Il y a soixante-quinze ans, dans le cadre de la cœur du quartier juifun groupe de restaurateurs qui vénéraient le Santa Marta a réussi à créer une confrérie de la gloire dont le but essentiel est de réaliser des œuvres de charité en faveur des plus démunis. Elle a été créée dans le contexte d’une Séville d’après-guerre et de pauvreté, et peu après elle a été présentée, à l’étonnement de la ville et de sa Semaine Sainte, un flotteur mystérieux. de très haute qualité, d’une onction incontestable et superbe dans sa disposition et sa scénographie.
Entre Sebastián Santos et Ortega Bru -principaux noms pour comprendre l’imagerie du siècle dernier- un paso de misterio a été créé qui, trois quarts de siècle plus tard, a acquis une vertu complexe : transmettre la sensation d’avoir été en procession pendant des décennies et des décennies. Indispensable pour de nombreuses personnes, le mystère de Santa Marta (son pathos, la gravité de son atmosphère, les proportions de ses lignesla dureté de Bru et la douceur de Santos) provoque un choc et une paralysie chez tous ceux qui la contemplent. L’après-midi de ce mardi, jour de la fête de l’Andalousie, les confrérie de San Andrés – où elle semble également avoir été pendant des siècles – a donné à Séville un chemin de croix qui déborde de spiritualité, de respect, d’impact. Et la ville a rendu la pareille.
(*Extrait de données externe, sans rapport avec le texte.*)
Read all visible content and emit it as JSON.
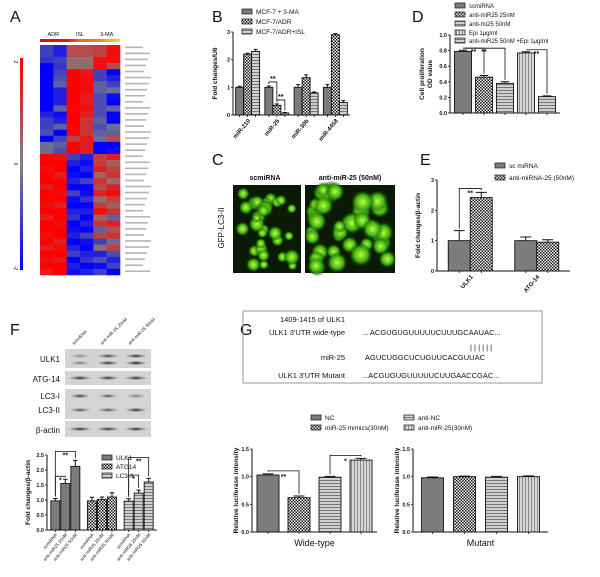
{
  "panels": {
    "A": "A",
    "B": "B",
    "C": "C",
    "D": "D",
    "E": "E",
    "F": "F",
    "G": "G"
  },
  "panel_c": {
    "col_titles": [
      "scmiRNA",
      "anti-miR-25 (50nM)"
    ],
    "row_label": "GFP-LC3-II"
  },
  "panel_f_blot": {
    "lanes": [
      "scmiRNA",
      "anti-miR-25 25nM",
      "anti-miR-25 50nM"
    ],
    "rows": [
      "ULK1",
      "ATG-14",
      "LC3-I",
      "LC3-II",
      "β-actin"
    ]
  },
  "panel_g_sequence": {
    "title": "1409-1415 of ULK1",
    "rows": [
      {
        "label": "ULK1 3'UTR wide-type",
        "seq": "... ACGUGUGUUUUUCUUUGCAAUAC..."
      },
      {
        "label": "",
        "seq": "| | | | | |"
      },
      {
        "label": "miR-25",
        "seq": "AGUCUGGCUCUGUUCACGUUAC"
      },
      {
        "label": "ULK1 3'UTR Mutant",
        "seq": "...ACGUGUGUUUUUCUUGAACCGAC..."
      }
    ]
  },
  "chart_data": [
    {
      "type": "heatmap",
      "panel": "A",
      "column_groups": [
        "ADR",
        "ISL",
        "3-MA"
      ],
      "scale_labels": [
        "2",
        "0",
        "-2"
      ],
      "matrix": [
        [
          -1,
          -1.5,
          0.8,
          0.8,
          1,
          1.8
        ],
        [
          -1,
          -1.5,
          0.8,
          0.8,
          1,
          1.8
        ],
        [
          -1.2,
          -1,
          0.3,
          0.3,
          1.8,
          1.8
        ],
        [
          -2,
          -1.2,
          0.3,
          0.3,
          1.8,
          0.8
        ],
        [
          -2,
          -1,
          2,
          1.6,
          -1,
          -2
        ],
        [
          -2,
          -0.8,
          2,
          1.8,
          -1,
          -1.5
        ],
        [
          -2,
          -0.5,
          2,
          1.8,
          -0.5,
          -1
        ],
        [
          -2,
          -1.5,
          2,
          1.8,
          -0.5,
          -0.3
        ],
        [
          -2,
          -1.5,
          2,
          1.6,
          -0.8,
          -1.8
        ],
        [
          -2,
          -1.5,
          2,
          1.6,
          -0.8,
          -2
        ],
        [
          -2,
          -0.5,
          2,
          1.8,
          -0.8,
          -0.5
        ],
        [
          -1.5,
          -1.8,
          2,
          1.5,
          -0.8,
          -2
        ],
        [
          -1,
          -1.5,
          2,
          1.2,
          -0.5,
          -2
        ],
        [
          -1,
          -0.5,
          2,
          1.2,
          -0.8,
          -0.3
        ],
        [
          -0.8,
          -2,
          2,
          1.2,
          -0.5,
          -0.5
        ],
        [
          -2,
          -1,
          1,
          1.6,
          -0.3,
          0.8
        ],
        [
          -0.3,
          -0.5,
          2,
          1.5,
          -2,
          -2
        ],
        [
          -0.3,
          -0.8,
          2,
          1.5,
          -2,
          -1.8
        ],
        [
          2,
          1.8,
          -1,
          -1.5,
          1,
          1.5
        ],
        [
          2,
          2,
          -1.5,
          -1.8,
          1,
          0.5
        ],
        [
          1.8,
          2,
          -2,
          -1.5,
          1.5,
          1
        ],
        [
          2,
          1.6,
          -1.8,
          -2,
          0.5,
          1.2
        ],
        [
          2,
          2,
          -1.5,
          -1,
          1.2,
          0.3
        ],
        [
          1.6,
          2,
          -2,
          -2,
          0.8,
          1.5
        ],
        [
          2,
          1.8,
          -1,
          -1.8,
          1.5,
          1.8
        ],
        [
          2,
          2,
          -1.8,
          -1.2,
          0.3,
          1
        ],
        [
          1.8,
          1.5,
          -2,
          -2,
          1,
          0.5
        ],
        [
          2,
          2,
          -1.5,
          -1.5,
          1.8,
          1.2
        ],
        [
          1.5,
          2,
          -1.2,
          -2,
          0.5,
          -0.5
        ],
        [
          2,
          1.8,
          -2,
          -1.5,
          1.2,
          1.5
        ],
        [
          2,
          2,
          -1.8,
          -2,
          -0.5,
          0.8
        ],
        [
          1.8,
          2,
          -1.5,
          -1,
          1,
          1.2
        ],
        [
          2,
          1.5,
          -2,
          -1.8,
          -1,
          -0.3
        ],
        [
          1.5,
          1.8,
          -1.5,
          -2,
          0.3,
          1
        ],
        [
          2,
          2,
          -1,
          -1.5,
          -1.5,
          -0.8
        ],
        [
          1.8,
          1.6,
          -2,
          -1.2,
          -0.8,
          -1.5
        ],
        [
          2,
          2,
          -1.5,
          -2,
          -1.8,
          -1
        ],
        [
          1.6,
          2,
          -1.8,
          -1.5,
          -1,
          -2
        ]
      ]
    },
    {
      "type": "bar",
      "panel": "B",
      "ylabel": [
        "Fold changes/U6"
      ],
      "ylim": [
        0,
        3
      ],
      "ytick_labels": [
        "0",
        "1",
        "2",
        "3"
      ],
      "categories": [
        "miR-210",
        "miR-25",
        "miR-30b",
        "miR-4458"
      ],
      "series": [
        {
          "name": "MCF-7 + 3-MA",
          "values": [
            1,
            1,
            1,
            1
          ],
          "errors": [
            0.04,
            0.05,
            0.1,
            0.1
          ]
        },
        {
          "name": "MCF-7/ADR",
          "values": [
            2.2,
            0.35,
            1.35,
            2.9
          ],
          "errors": [
            0.03,
            0.05,
            0.1,
            0.04
          ]
        },
        {
          "name": "MCF-7/ADR+ISL",
          "values": [
            2.3,
            0.07,
            0.8,
            0.45
          ],
          "errors": [
            0.07,
            0.02,
            0.03,
            0.07
          ]
        }
      ],
      "annotations": [
        {
          "from": [
            1,
            0
          ],
          "to": [
            1,
            1
          ],
          "label": "**"
        },
        {
          "from": [
            1,
            1
          ],
          "to": [
            1,
            2
          ],
          "label": "**"
        }
      ]
    },
    {
      "type": "bar",
      "panel": "D",
      "ylabel": [
        "Cell proliferation",
        "OD value"
      ],
      "ylim": [
        0,
        1.0
      ],
      "ytick_labels": [
        "0.0",
        "0.2",
        "0.4",
        "0.6",
        "0.8",
        "1.0"
      ],
      "categories": [
        ""
      ],
      "series": [
        {
          "name": "scmiRNA",
          "values": [
            0.79
          ],
          "errors": [
            0.015
          ]
        },
        {
          "name": "anti-miR25 25nM",
          "values": [
            0.46
          ],
          "errors": [
            0.02
          ]
        },
        {
          "name": "anti-mi25 50nM",
          "values": [
            0.38
          ],
          "errors": [
            0.02
          ]
        },
        {
          "name": "Epi 1μg/ml",
          "values": [
            0.77
          ],
          "errors": [
            0.015
          ]
        },
        {
          "name": "anti-miR25 50nM +Epi 1μg/ml",
          "values": [
            0.21
          ],
          "errors": [
            0.01
          ]
        }
      ],
      "annotations": [
        {
          "from": [
            0,
            0
          ],
          "to": [
            0,
            1
          ],
          "label": "**"
        },
        {
          "from": [
            0,
            0
          ],
          "to": [
            0,
            2
          ],
          "label": "**"
        },
        {
          "from": [
            0,
            3
          ],
          "to": [
            0,
            4
          ],
          "label": "**"
        }
      ]
    },
    {
      "type": "bar",
      "panel": "E",
      "ylabel": [
        "Fold changes/β-actin"
      ],
      "ylim": [
        0,
        3
      ],
      "ytick_labels": [
        "0",
        "1",
        "2",
        "3"
      ],
      "categories": [
        "ULK1",
        "ATG-14"
      ],
      "series": [
        {
          "name": "sc miRNA",
          "values": [
            1,
            1
          ],
          "errors": [
            0.33,
            0.12
          ]
        },
        {
          "name": "anti-miRNA-25 (50nM)",
          "values": [
            2.42,
            0.95
          ],
          "errors": [
            0.17,
            0.08
          ]
        }
      ],
      "annotations": [
        {
          "from": [
            0,
            0
          ],
          "to": [
            0,
            1
          ],
          "label": "**"
        }
      ]
    },
    {
      "type": "bar",
      "panel": "F",
      "ylabel": [
        "Fold changes/β-actin"
      ],
      "ylim": [
        0,
        2.5
      ],
      "ytick_labels": [
        "0.0",
        "0.5",
        "1.0",
        "1.5",
        "2.0",
        "2.5"
      ],
      "categories": [
        "ULK1",
        "ATG14",
        "LC3-II"
      ],
      "series": [
        {
          "name": "scmiRNA",
          "values": [
            0.97,
            0.97,
            0.96
          ],
          "errors": [
            0.08,
            0.12,
            0.08
          ]
        },
        {
          "name": "anti-miR25 25nM",
          "values": [
            1.55,
            1.02,
            1.23
          ],
          "errors": [
            0.14,
            0.08,
            0.1
          ]
        },
        {
          "name": "anti-miR25 50nM",
          "values": [
            2.12,
            1.1,
            1.6
          ],
          "errors": [
            0.2,
            0.14,
            0.12
          ]
        }
      ],
      "annotations": [
        {
          "from": [
            0,
            0
          ],
          "to": [
            0,
            1
          ],
          "label": "*"
        },
        {
          "from": [
            0,
            0
          ],
          "to": [
            0,
            2
          ],
          "label": "**"
        },
        {
          "from": [
            2,
            0
          ],
          "to": [
            2,
            1
          ],
          "label": "*"
        },
        {
          "from": [
            2,
            0
          ],
          "to": [
            2,
            2
          ],
          "label": "**"
        }
      ]
    },
    {
      "type": "bar",
      "panel": "G",
      "xlabel": "Wide-type",
      "ylabel": [
        "Relative luciferase intensity"
      ],
      "ylim": [
        0,
        1.5
      ],
      "ytick_labels": [
        "0.0",
        "0.5",
        "1.0",
        "1.5"
      ],
      "categories": [
        ""
      ],
      "series": [
        {
          "name": "NC",
          "values": [
            1.03
          ],
          "errors": [
            0.02
          ]
        },
        {
          "name": "miR-25 mimics(30nM)",
          "values": [
            0.62
          ],
          "errors": [
            0.03
          ]
        },
        {
          "name": "anti-NC",
          "values": [
            0.99
          ],
          "errors": [
            0.015
          ]
        },
        {
          "name": "anti-miR-25(30nM)",
          "values": [
            1.3
          ],
          "errors": [
            0.03
          ]
        }
      ],
      "annotations": [
        {
          "from": [
            0,
            0
          ],
          "to": [
            0,
            1
          ],
          "label": "**"
        },
        {
          "from": [
            0,
            2
          ],
          "to": [
            0,
            3
          ],
          "label": "*"
        }
      ]
    },
    {
      "type": "bar",
      "panel": "G",
      "xlabel": "Mutant",
      "ylabel": [
        "Relative luciferase intensity"
      ],
      "ylim": [
        0,
        1.5
      ],
      "ytick_labels": [
        "0.0",
        "0.5",
        "1.0",
        "1.5"
      ],
      "categories": [
        ""
      ],
      "series": [
        {
          "name": "NC",
          "values": [
            0.98
          ],
          "errors": [
            0.015
          ]
        },
        {
          "name": "miR-25 mimics(30nM)",
          "values": [
            1.0
          ],
          "errors": [
            0.01
          ]
        },
        {
          "name": "anti-NC",
          "values": [
            0.99
          ],
          "errors": [
            0.015
          ]
        },
        {
          "name": "anti-miR-25(30nM)",
          "values": [
            1.0
          ],
          "errors": [
            0.015
          ]
        }
      ],
      "annotations": []
    }
  ]
}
Dans les plis et les contours de la Le Christ de la Charité, Ortega Bru reflété avec une extrême délicatesse ses plus grands tourments, son caractère marqué par les souffrances de la guerre, sa personnalité éloignée de l’imagerie baroque et avant-gardiste que personne n’osait aborder et qui lui valait la mise en cause de ses collègues. D’où son caractère exceptionnel, sa puissance expressive, certaines de ses œuvres les plus importantes. Traits goyaesques sur les côtes et dans les plaies de cet Homme qui, hier soir, a rassemblé des centaines de personnes autour de sa silhouette.
C’était plus qu’un chemin de croix, plus qu’une prière inspirée et profonde. La mimésis image/fidélité a convergé vers un tel point d’humanité que tout nous apparaissait comme un sacrifice antique, un rituel d’auto-enfermement. de civilisations passées, sans autre table d’autel qu’une litière et un drap blanc, à la merci des vents froids de mars. C’était la mort de février, la mort de Dieu, la mort du temps. Il semblait que le sang encore chaud teintait encore les asphaltes de roses, que la « rigor mortis » de ce Christ crispait encore l’air et nos yeux, comme si le Sépulcre s’éloignait de plus en plus… et de plus en plus loin de notre rite.
Aujourd’hui, avec la lumière de mars qui dore le matin, notre vie continue mais sur un plan irréel et volatile. Le Christ lui-même, décidément mort, définitivement éternel, croisé devant nous une nuit de février.